Today we'll go over installing and running pfSense as a VM in XCP-ng. This will be the first in a series of articles helping you to get the most out of XCP-ng, the turnkey and open source hypervisor.

1. Create a new VM

Simply create a VM, and choose the Other install media VM template. Be sure to select the pfSense install ISO as well. As shown in Xen Orchestra:

Once it's been created, navigate to the console tab in XOA and simply follow the PfSense installer dialog:

2. Install Guest Utilities

Once you've finished with the installer and have pfSense booted, we need to install guest utilities and tell them to run on boot.
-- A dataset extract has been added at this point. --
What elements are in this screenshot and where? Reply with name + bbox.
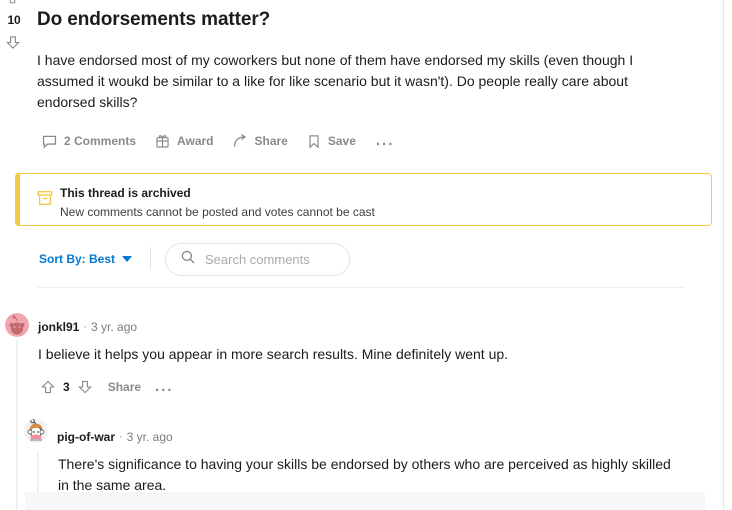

SSH (or other CLI method) to the pfSense VM and run the following commands:

pkg install xe-guest-utilities
echo 'xenguest_enable="YES"' >> /etc/rc.conf.local
ln -s /usr/local/etc/rc.d/xenguest /usr/local/etc/rc.d/xenguest.sh
service xenguest start

Guest Tools are now installed and running, and will automatically run on every boot of the VM.

3. Disable TX Checksum Offload

Now is the most important step: we must disable tx checksum offloading on the virtual xen interfaces of the VM. For an explanation on why this needs to be done, there is more information in the XCP-ng wiki entry.

First we need to get the VIF (Virtual InterFace) UUID for each interface. In XOA, access the PfSense VM view, then go to the "Network" tab, and use the "Copy" button on the right side to copy the UUID to your clipboard:

Then, SSH into your host (or any host of your pool) and run the following command, but with your interface UUID:

xe vif-param-set uuid=<VIF_UUID> other-config:ethtool-tx="off"

In our example we have 2 VIFs, so we need to do the command for both interfaces:

xe vif-param-set uuid=789358b4-54c8-87d3-bfb3-0b7721e4661b other-config:ethtool-tx="off"
xe vif-param-set uuid=a9380705-8da2-4bf7-bbb0-f167d8f0d645 other-config:ethtool-tx="off"

That's it! For this to take effect you need to fully shut down the VM then power it back on. Then you are good to go!

Do not forget: If you ever add more virtual NICs to your pfSense VM, you will need to go back and run the above command for them as well.

That's all it takes to get pfSense virtualized with XCP-ng. You can expect no problems saturating gigabit interfaces.